"Nos relations avec la mairie ont toujours été très bonnes, mais là, il faut reconnaître qu'on nous met devant le fait accompli..." Sacha fait partie de l'équipe du Respùblica depuis ses débuts, en 2011 : "C'est en allant participer, volontairement, aux réunions autour du projet Euratlantique, en présence d'Alain Juppé (l'actuel maire de Bordeaux, ndlr) qu'on a découvert qu'il se ferait sans nous et qu'on allait devoir partir." 

En effet, la ville de Bordeaux planche depuis plusieurs années sur le projet Bordeaux 2030, qui comprend la création d'un quartier d'affaires, "Bordeaux-Euratlantique". "Je pense que la survie d'un endroit comme le Respùblica, c'est le cadet de leur souci. En tout cas, personne n'a émis le souhait de trouver une solution. De notre côté, on est en train de chercher un nouveau lieu. Pas sûr qu'on ouvre sous le même nom", regrette Sacha.

Le club fédérait, et fédère encore jusqu'au 11 juin, une bonne partie de la scène locale hardtek, hardcore, trance, jungle et drum'n'bass, tout en conviant de très grands noms de la psytrance comme Ace Ventura ou Astrix à venir se produire.

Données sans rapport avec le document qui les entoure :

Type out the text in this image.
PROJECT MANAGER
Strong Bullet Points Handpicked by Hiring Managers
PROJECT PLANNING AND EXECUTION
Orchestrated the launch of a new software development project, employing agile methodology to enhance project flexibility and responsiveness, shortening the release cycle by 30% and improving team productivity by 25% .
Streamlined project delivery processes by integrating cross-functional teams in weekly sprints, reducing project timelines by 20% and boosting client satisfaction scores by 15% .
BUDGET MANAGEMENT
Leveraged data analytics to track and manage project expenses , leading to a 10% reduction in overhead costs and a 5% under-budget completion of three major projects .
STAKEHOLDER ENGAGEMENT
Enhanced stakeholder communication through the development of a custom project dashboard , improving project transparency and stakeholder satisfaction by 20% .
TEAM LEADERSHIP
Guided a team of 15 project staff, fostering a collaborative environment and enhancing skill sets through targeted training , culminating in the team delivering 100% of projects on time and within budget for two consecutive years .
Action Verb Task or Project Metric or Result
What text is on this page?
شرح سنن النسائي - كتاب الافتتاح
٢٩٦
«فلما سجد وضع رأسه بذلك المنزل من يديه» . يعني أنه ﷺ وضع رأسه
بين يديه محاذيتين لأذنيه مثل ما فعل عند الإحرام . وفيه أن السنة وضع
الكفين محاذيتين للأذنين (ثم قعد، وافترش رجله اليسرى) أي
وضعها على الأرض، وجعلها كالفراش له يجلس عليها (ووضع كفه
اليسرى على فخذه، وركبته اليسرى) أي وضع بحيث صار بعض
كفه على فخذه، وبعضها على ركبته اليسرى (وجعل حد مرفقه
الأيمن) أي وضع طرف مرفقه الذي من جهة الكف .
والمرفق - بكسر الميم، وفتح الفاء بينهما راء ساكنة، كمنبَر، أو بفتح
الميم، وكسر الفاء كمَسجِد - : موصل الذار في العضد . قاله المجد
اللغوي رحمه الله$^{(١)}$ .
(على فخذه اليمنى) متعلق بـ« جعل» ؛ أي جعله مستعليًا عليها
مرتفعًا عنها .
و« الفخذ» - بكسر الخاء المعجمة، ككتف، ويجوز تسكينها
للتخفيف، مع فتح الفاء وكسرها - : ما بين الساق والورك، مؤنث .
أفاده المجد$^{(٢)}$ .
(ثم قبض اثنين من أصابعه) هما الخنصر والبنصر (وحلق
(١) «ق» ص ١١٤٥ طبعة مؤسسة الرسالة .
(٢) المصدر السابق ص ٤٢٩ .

Pour finir en beauté, les gérants du club organisent la bien nommée "The End - Destruction Session Finale" le 11 juin prochain, et investissent la totalité du club... soit pas moins de 5 dancefloors ! Côté programmation, elle sera composée d'artistes locaux et autres habitués du Respùblica, avec un panel des genres variés et alternatifs qui ont fait la réputation du club.